Gaara menunggu Tenten mengatakan sesuatu. Namun saat menyadari Tenten juga tengah melakukan hal yang sama, akhirnya dia membuka suara, "Kiba dan yang lainnya berhasil menemukan bukti-bukti kuat keterlibatan Danzo dengan para pemberontak di Utara beberapa hari terakhir ini. Kesaksian dari beberapa menteri yang berkhianat—juga sudah dipertimbangkan dan dibuktikan keasliannya karena ada berkas penting yang ditemukan. Kiba mengatakan itu berkas mengenai catatan pertemuan Danzo dengan panglima pemberontak di Utara."

"Sidang berikutnya akan dilaksanakan seminggu lagi, tapi bisa saja lebih cepat kalau Danzo mau mengaku—tentu saja dia tidak akan melakukannya."

Tenten menatap Gaara, menyadari air muka Sang Kaisar begitu letih dan sangat kelelahan, seperti tidak tidur berhari-hari. Dia bisa saja melihat apakah Gaara benar-benar tidak tidur atau tidak, rasanya tidak perlu. Dia sudah tahu.

"Tsunade-sama pernah menyebutkan Uchiha Madara padaku sebelumnya. Kau… kalau kau masih ingat dengan telepati atau apapun itu yang kau lakukan dengan Tsunade-sama—" Gaara berhenti sebentar, "—saat itu, mengatakan dia seperti dijebak, atau melakukan pemberontakan karena terpaksa. Kau tahu, tentu saja, kalau tanpa bukti apa yang kau katakan tidak akan menghasilkan apapun. Tapi, tentu saja, aku akan menyuruh pengawalku melakukan yang terbaik. Kau yang bilang sendiri, soal keadilan dan semacamnya."

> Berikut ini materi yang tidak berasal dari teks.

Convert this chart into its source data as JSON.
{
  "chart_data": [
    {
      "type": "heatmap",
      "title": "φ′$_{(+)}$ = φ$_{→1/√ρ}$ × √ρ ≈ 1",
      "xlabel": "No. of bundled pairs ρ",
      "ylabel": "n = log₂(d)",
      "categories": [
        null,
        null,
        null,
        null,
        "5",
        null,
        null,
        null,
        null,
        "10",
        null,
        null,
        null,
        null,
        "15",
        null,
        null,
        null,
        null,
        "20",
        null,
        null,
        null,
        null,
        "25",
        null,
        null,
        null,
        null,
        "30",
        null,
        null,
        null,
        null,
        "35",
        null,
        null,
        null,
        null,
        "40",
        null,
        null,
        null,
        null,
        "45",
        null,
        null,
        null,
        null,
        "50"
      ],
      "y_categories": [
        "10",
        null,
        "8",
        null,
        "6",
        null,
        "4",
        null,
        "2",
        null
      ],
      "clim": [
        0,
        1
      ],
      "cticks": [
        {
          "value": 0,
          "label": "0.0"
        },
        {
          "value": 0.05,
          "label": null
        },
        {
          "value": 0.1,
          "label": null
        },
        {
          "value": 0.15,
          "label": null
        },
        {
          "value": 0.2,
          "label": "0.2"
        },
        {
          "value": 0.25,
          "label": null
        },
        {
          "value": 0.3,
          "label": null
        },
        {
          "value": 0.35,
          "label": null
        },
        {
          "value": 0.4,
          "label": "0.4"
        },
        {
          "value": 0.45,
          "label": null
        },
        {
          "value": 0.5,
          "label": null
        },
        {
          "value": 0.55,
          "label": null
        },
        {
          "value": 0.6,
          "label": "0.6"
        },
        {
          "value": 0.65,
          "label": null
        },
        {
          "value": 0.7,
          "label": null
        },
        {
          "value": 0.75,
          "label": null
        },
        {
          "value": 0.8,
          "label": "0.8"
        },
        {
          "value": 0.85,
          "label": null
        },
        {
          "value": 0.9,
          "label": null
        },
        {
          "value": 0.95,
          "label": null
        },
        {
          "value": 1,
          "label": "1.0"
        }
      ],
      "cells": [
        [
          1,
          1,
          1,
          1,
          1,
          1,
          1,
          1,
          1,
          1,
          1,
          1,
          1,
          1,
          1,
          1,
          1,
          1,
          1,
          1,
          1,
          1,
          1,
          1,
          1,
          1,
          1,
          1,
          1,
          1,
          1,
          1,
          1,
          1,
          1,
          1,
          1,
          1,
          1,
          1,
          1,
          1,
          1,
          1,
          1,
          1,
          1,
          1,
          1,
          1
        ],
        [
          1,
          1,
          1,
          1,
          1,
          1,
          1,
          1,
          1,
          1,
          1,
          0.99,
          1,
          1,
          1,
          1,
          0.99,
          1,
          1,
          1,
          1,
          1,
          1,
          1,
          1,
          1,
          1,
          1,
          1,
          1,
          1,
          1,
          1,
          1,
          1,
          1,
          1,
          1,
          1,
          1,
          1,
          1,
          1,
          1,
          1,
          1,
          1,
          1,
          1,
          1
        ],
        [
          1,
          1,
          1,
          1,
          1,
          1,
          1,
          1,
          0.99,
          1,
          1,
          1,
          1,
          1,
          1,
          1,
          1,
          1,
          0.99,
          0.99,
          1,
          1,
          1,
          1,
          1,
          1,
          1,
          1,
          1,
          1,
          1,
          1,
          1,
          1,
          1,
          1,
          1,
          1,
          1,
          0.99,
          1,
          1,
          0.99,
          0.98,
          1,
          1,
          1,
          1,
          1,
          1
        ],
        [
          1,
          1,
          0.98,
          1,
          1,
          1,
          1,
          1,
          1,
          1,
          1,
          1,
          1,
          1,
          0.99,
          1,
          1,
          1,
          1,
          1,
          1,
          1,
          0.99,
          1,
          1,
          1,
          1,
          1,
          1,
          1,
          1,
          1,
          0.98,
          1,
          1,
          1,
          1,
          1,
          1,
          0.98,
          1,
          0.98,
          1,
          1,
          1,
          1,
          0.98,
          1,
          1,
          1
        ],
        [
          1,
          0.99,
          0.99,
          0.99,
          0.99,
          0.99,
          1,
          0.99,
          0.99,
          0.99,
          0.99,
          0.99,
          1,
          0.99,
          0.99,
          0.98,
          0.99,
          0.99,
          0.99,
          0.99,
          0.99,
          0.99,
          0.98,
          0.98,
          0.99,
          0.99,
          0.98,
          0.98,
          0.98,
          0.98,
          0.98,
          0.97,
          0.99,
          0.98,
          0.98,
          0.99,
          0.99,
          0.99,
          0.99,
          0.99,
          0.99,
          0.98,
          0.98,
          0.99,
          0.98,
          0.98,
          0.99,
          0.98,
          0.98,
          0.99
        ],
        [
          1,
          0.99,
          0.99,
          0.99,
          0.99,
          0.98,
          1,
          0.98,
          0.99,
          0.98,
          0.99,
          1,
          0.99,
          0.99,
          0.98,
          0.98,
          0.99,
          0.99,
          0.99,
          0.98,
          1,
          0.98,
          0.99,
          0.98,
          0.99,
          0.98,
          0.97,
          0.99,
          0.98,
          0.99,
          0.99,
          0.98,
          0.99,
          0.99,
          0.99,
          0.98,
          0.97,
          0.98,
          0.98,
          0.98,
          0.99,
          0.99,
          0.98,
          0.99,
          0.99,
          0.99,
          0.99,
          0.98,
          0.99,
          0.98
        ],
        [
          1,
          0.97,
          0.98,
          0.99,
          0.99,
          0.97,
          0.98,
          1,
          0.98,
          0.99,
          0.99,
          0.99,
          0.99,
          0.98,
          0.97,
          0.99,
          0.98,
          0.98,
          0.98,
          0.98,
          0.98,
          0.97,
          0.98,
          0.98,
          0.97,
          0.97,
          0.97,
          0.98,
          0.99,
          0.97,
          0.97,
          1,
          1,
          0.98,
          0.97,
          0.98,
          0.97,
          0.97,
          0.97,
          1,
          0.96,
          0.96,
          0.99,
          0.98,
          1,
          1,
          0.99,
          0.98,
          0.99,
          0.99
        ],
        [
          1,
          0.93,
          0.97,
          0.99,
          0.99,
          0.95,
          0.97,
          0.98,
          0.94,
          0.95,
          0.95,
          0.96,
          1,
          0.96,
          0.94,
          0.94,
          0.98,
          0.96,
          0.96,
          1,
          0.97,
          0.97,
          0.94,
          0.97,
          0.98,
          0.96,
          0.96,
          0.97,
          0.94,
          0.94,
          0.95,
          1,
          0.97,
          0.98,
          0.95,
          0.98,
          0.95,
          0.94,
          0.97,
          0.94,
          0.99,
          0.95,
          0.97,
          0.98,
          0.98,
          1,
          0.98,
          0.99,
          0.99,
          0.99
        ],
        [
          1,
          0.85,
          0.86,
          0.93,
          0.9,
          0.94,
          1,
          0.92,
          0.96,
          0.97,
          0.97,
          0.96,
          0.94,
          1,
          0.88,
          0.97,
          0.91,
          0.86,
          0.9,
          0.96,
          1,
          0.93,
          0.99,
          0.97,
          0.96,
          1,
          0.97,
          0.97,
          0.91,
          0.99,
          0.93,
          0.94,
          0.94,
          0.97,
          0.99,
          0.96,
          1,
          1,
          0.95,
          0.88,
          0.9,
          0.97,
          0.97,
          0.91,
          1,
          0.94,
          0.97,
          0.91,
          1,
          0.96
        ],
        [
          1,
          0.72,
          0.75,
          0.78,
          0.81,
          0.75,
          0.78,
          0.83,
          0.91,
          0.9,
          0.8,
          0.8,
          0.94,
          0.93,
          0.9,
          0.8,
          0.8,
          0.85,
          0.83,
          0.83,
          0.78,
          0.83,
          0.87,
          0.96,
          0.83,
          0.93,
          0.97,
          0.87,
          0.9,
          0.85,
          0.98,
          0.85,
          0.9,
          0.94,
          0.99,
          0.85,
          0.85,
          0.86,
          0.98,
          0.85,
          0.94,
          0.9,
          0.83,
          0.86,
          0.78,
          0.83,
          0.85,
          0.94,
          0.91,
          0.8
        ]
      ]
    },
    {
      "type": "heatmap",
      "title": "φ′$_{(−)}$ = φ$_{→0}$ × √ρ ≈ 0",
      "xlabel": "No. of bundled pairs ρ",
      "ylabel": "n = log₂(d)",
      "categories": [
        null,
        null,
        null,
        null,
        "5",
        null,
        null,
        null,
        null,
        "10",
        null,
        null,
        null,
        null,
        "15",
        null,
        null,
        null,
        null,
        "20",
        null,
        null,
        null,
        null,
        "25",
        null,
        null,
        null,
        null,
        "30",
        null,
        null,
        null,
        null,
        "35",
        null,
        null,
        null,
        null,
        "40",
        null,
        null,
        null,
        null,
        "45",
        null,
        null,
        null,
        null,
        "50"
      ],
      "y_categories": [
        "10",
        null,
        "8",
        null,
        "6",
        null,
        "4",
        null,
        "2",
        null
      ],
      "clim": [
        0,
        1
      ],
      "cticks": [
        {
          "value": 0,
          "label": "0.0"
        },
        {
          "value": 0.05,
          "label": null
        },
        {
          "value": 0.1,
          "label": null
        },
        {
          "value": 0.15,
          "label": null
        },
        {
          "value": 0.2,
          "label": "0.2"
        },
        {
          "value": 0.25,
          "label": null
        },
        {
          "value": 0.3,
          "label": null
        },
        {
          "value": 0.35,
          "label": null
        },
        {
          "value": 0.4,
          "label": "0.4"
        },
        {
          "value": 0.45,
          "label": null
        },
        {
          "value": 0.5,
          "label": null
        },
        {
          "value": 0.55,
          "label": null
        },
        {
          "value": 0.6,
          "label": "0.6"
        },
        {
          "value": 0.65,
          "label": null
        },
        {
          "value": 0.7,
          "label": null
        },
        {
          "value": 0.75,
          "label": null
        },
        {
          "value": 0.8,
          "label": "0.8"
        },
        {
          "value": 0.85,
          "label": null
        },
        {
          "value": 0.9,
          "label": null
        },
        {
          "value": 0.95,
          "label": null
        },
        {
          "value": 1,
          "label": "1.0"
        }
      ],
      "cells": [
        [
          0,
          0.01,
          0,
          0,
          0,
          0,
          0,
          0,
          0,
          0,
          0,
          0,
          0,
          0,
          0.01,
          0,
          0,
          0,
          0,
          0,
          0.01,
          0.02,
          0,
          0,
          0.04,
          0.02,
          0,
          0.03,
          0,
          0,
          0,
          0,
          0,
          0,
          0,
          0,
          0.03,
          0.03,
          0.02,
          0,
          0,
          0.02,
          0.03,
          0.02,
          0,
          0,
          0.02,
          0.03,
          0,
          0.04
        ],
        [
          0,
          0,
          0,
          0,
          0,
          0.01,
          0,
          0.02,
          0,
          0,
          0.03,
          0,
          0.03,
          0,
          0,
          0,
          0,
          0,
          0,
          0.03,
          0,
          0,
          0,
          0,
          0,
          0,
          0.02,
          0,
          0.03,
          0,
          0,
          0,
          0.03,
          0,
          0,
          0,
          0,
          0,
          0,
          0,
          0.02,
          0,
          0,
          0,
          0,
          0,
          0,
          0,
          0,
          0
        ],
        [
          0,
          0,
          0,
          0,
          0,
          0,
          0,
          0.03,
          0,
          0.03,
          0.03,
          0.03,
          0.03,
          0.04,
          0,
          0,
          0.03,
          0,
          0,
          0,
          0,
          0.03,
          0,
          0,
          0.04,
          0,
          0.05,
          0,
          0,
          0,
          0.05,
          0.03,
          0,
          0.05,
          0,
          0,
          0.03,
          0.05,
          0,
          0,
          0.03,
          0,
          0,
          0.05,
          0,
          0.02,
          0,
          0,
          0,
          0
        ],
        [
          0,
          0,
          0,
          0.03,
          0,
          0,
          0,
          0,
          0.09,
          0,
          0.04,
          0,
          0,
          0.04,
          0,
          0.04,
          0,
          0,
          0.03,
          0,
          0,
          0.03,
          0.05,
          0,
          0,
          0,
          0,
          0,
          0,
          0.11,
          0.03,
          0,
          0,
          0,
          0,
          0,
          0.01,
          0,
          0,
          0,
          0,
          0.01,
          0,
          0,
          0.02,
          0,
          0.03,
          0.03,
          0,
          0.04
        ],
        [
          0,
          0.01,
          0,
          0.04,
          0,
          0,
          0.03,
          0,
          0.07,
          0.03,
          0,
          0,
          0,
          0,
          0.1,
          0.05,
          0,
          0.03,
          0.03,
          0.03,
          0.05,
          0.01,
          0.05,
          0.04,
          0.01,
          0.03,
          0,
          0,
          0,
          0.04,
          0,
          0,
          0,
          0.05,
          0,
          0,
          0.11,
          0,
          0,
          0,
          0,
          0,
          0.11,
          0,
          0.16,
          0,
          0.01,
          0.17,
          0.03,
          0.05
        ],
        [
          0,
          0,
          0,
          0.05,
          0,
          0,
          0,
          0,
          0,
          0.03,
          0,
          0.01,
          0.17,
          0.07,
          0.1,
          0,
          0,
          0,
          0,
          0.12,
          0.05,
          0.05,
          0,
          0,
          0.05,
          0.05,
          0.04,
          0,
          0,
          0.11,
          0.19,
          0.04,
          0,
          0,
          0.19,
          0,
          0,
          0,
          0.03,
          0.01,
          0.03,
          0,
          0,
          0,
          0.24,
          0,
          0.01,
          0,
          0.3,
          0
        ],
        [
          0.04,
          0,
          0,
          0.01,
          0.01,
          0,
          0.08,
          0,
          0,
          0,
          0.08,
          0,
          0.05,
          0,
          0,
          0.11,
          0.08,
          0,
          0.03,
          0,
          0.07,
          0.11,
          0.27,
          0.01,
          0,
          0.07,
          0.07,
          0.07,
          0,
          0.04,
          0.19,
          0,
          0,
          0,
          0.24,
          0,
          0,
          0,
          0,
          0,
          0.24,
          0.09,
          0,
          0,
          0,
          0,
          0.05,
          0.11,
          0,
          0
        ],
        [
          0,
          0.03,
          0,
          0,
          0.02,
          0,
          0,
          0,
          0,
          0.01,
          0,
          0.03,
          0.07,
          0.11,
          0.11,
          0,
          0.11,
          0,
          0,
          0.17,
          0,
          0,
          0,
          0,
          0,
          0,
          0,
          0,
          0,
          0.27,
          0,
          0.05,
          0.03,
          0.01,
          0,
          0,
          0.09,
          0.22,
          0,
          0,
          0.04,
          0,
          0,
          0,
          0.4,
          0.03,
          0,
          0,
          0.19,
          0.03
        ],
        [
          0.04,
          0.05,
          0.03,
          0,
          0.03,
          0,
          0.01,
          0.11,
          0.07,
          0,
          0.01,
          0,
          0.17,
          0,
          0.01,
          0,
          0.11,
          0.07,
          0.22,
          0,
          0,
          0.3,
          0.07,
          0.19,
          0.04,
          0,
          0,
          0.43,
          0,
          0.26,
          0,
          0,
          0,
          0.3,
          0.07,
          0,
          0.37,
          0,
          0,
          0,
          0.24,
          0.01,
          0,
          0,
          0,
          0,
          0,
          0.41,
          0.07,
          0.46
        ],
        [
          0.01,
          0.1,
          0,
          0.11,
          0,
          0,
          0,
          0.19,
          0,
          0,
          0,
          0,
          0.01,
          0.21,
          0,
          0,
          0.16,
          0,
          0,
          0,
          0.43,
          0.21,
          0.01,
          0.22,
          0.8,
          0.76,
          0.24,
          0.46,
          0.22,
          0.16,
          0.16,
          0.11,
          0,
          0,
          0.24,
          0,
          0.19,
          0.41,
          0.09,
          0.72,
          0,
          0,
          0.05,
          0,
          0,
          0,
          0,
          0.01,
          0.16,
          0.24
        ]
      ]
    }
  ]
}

"Saya cuma mengutip ucapan Sang Kaisar terdahulu, Yang Mulia," kata Tenten.

Gaara melirik Tenten yang tersenyum kecil kepadanya.

"Yang Mulia adalah orang paling kuat yang pernah saya temui," kata Tenten lagi. "Setelah kepergian ayahanda Yang Mulia, Yang Mulia harus menanggung beban sebagai seorang kaisar meskipun baru seusia saya, kemudian bertemu dengan saya yang begitu kekanakan dan dengan seenaknya sendiri—"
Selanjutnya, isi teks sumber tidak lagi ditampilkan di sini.